Ein Schaden entstand und der Franzose musste zum Reparaturstopp an die Box abbiegen. Durch diesen frühen Boxenhalt und der ersten Safety-Car-Phase wurde Grosjean bis auf den fünften Platz nach vor gespült. Dann kam er unter Druck von Paul di Resta (Force India), Sergio Perez (Sauber) und Mark Webber (Red Bull). Es kam schliesslich zu einem Unfall, aber Grosjean will die Schuld für die Vorkommnisse nicht auf sich nehmen. "Ich habe mein Bestes mit den mir zur Verfügung stehenden Mitteln gegeben. Es lief auch ganz gut", sagt der Lotus-Pilot. "Es war ein enger Kampf. Wir sind zu dritt auf Kurve elf zugefahren. Paul hat gekämpft und Perez rutschte in Kurve 13 neben die Strecke. Dann kam er in Kurve 14 wieder zurück und ich hatte keinen Platz mehr. Dann kam Mark und es war ein sehr grosser Unfall." Die Rennleitung sah in Perez den Schuldigen und verhängten eine "Stop-and-Go"-Strafe gegen den Mexikaner.
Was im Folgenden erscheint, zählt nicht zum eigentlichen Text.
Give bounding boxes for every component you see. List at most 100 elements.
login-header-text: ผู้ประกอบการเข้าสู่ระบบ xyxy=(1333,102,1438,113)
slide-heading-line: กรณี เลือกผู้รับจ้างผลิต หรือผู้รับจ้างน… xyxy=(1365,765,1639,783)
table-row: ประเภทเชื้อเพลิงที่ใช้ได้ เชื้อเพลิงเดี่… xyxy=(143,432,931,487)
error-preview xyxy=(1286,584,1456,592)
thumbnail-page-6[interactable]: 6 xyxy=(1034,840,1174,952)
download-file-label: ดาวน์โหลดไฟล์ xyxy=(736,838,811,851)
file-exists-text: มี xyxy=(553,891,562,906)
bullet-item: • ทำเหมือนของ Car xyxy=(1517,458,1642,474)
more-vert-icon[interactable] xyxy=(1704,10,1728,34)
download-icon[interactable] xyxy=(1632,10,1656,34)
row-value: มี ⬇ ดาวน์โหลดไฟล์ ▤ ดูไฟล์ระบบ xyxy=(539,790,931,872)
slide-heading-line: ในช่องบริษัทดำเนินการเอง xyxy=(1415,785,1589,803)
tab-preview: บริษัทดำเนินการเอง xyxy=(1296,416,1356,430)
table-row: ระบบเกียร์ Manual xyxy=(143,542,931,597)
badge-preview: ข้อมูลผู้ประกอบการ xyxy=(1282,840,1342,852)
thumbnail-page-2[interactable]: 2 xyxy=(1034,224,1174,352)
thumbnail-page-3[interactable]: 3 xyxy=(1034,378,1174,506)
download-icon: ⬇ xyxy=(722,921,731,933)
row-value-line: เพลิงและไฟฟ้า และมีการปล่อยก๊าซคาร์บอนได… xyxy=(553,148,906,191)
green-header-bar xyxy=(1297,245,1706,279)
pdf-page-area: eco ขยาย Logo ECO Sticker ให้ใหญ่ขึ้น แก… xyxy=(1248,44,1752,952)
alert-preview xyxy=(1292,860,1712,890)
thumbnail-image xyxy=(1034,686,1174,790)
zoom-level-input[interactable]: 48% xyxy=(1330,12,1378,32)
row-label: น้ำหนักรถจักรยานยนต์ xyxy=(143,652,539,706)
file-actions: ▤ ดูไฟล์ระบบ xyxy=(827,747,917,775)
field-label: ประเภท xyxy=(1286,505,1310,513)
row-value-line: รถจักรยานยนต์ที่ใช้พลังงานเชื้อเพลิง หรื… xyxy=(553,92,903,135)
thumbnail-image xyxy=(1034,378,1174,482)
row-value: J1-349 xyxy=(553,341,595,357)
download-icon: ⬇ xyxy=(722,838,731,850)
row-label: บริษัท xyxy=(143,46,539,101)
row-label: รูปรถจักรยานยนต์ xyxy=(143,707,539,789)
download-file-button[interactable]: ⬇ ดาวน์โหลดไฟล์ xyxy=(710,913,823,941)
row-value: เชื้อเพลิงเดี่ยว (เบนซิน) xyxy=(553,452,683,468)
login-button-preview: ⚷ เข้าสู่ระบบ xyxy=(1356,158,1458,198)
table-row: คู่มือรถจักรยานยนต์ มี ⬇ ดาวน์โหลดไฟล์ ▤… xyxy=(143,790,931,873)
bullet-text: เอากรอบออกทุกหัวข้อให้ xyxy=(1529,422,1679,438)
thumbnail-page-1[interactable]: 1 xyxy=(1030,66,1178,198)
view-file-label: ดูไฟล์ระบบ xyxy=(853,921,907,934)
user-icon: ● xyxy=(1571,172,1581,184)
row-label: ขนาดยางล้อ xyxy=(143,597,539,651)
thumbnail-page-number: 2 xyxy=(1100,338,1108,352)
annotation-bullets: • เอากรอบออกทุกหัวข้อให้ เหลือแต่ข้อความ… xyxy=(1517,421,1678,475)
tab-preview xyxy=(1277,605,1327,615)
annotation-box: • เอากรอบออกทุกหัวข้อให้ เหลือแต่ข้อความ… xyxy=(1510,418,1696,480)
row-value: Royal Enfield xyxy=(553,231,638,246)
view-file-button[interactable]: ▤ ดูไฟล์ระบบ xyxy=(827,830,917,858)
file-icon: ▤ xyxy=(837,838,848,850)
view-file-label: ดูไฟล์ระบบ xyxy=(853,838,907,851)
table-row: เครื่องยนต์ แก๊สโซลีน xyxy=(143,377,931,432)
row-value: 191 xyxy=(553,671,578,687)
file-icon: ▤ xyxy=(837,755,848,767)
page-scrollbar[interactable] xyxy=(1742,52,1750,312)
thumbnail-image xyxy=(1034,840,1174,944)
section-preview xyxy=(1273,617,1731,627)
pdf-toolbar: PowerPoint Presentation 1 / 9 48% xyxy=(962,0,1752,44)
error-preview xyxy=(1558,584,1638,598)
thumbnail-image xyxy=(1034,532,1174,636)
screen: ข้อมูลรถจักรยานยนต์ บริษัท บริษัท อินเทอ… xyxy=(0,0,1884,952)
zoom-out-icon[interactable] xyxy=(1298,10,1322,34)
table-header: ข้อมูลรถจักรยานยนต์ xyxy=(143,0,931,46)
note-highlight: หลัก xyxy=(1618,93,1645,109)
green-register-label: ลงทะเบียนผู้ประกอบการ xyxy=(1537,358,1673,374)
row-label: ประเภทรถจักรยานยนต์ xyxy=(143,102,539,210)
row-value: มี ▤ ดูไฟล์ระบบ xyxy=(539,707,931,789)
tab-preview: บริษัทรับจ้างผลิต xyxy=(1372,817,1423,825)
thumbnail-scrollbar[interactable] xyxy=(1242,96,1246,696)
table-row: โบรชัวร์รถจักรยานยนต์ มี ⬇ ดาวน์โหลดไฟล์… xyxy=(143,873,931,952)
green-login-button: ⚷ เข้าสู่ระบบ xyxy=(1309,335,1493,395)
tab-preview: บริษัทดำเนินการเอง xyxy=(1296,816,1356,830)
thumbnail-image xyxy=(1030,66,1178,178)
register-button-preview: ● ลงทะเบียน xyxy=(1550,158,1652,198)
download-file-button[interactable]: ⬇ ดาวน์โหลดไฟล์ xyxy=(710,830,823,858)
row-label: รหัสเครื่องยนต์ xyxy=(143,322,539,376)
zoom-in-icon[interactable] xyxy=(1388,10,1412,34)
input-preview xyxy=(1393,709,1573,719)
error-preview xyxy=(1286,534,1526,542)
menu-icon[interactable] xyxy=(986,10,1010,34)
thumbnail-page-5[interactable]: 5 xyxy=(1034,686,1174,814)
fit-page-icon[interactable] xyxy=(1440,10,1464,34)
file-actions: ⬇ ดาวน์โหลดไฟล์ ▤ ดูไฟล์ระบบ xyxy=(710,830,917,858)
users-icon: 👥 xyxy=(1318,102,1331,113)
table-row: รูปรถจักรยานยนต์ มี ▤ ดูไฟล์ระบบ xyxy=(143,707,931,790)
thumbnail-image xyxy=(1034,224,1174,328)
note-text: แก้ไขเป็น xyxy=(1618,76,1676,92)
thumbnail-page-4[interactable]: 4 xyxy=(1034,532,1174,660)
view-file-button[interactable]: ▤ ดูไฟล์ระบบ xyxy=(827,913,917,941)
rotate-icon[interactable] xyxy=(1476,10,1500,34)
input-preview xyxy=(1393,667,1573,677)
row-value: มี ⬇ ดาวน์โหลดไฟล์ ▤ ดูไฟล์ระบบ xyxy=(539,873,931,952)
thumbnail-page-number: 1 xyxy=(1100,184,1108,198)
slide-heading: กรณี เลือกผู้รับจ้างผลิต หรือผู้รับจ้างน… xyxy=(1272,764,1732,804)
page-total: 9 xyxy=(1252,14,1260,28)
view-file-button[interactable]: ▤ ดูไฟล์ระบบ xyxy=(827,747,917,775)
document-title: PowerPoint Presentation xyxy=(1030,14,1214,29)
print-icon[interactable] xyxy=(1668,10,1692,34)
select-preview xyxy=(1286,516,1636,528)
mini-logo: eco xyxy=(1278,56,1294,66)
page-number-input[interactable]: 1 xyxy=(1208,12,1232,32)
Auch di Resta stimmt zu: "Ich weiss nicht, was er dort machen wollte. Ich habe Grosjean überholt. Perez wollte ein verrücktes Manöver auf der Aussenbahn fahren und hat mir dabei überhaupt keinen Platz gelassen. Ich wurde getroffen und weiss nicht, was dann noch geschah." Di Resta konnte weiterfahren, aber für Grosjean war das Rennen beendet. Die erste Feinberührung mit Rosberg hatte er noch glimpflicher überstanden. "Ich habe meine Linie in Kurve acht gehalten, aber es war dort auch kein Platz für mich", spricht der 26-Jährige diese Situation an. "Ich versuchte die Linie bis Kurve neun so weit wie möglich zu öffnen. Aber ich musste auch wo fahren. Es war kein glücklicher Tag." Lotus-Teamchef Eric Boullier feierte den ersten Saisonsieg ausgelassen. Die Schuld für die Unfälle sieht er nicht bei seinem Fahrer. "Für den Unfall können wir ihn nicht verantwortlich machen, das war ein Rennunfall."

"Die Kommissare haben ihre Entscheidung getroffen. Aber die Sache wäre fast schlecht für das Team gewesen, weil das Safety-Car auf die Strecke kam. Er hat nichts falsch gemacht und das ist gut für seinen Erfahrungsschatz. Das ist genau das, was er tun muss", meint Boullier. Ein Schwachpunkt in Abu Dhabi war der Samstag: "Er hat nicht das beste Qualifying abgeliefert und wir wissen, warum. Er hatte einen guten Start, dann aber leider einen Plattfuss. Wir wollten ein Risiko eingehen und mit den Reifen durchfahren, aber die Pneus waren früher dahin, als wir das erwartet hatten."